SpacePharma currently employs 12 people (three systems engineers, three software engineers, and three science PhDs) and Yamin expects his company to double in size in the next couple of years as healthcare becomes more personalized. He envisions SpacePharma helping wealthy people and small groups of individuals run their own specialized tests targeting rare diseases.

“This is a change we’re experiencing in the industry. You don’t need big markets, you need tailored, small ones,” he says. “If 200 people who have the same rare disease find each other on Facebook and decide they want to survive together, they can bring $1000 each, take their problem to a scientist, and continue testing from this point.”

In exchange, SpacePharma claims a fraction of the royalties that might be derived from a discovery down the line. The intellectual property derived from experiments belongs to the researchers.

[Screenshot: courtesy of SpacePharma]
The same is true of research conducted through the government-funded CASIS, which has overseen more than 200 research projects in microgravity since 2011, and its scientists are eager to do more: 50 percent of the capabilities on the ISS are in service of the private sector, with the other half managed by NASA to work on exploration projects.

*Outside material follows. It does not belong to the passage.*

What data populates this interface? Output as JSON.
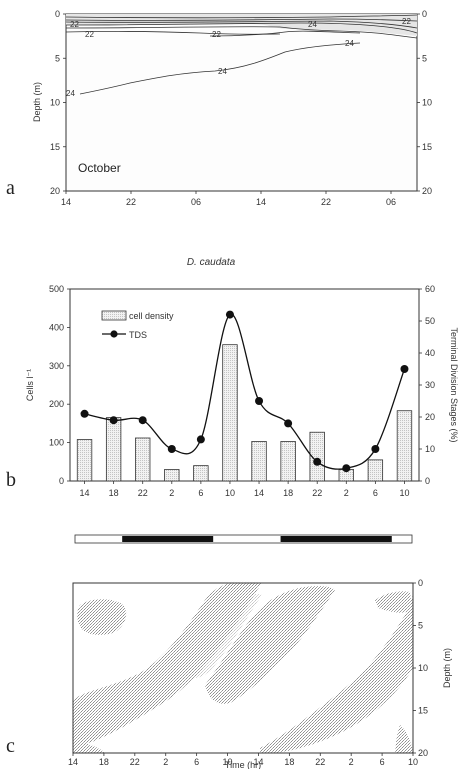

SpacePharma’s advantage is that its clients don’t need to obtain grants from a university or a government, or to play by ISS rules at all if they simply want to experiment in microgravity.

NASA and CASIS see their mission as working in tandem with private sector clients and service providers, and for all his talk of bypassing regulation, Yamin doesn’t disagree; in fact, SpacePharma itself was conceived after he and his partners brainstormed with officials at NASA and the European Space Agency and concluded that what they could offer was a streamlined process for launching experiments “with less registration and bureaucracy.”

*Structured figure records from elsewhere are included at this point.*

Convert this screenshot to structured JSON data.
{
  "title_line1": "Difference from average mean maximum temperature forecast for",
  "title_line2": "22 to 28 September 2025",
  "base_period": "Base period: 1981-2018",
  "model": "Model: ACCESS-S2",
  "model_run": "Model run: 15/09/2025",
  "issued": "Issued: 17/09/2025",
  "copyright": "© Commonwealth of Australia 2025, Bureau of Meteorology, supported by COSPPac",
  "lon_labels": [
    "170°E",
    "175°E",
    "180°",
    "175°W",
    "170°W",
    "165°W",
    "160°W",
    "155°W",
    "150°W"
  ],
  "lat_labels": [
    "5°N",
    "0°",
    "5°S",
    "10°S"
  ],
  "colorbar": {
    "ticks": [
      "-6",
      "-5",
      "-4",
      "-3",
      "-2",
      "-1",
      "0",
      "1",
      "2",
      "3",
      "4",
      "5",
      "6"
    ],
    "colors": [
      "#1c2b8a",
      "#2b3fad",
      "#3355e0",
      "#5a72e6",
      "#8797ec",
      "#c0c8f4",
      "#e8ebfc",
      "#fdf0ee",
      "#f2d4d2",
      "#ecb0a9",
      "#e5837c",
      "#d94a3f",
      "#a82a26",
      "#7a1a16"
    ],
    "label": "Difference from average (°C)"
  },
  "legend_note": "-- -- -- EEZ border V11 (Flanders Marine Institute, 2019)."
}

“It’s not a competition [with private business] at all,” says Roberts, running of the names of businesses they’ve partnered with: Nanoracks, another firm launching scientific experiments into space, and Space Tango, which does similar work on the International Space Station.

“Someday, the Space Station will wear out, and we want low earth orbit to become part of the U.S economy,” says Julie Robinson. “For that we need companies to build capacity to operate without government support at the level we have it today.”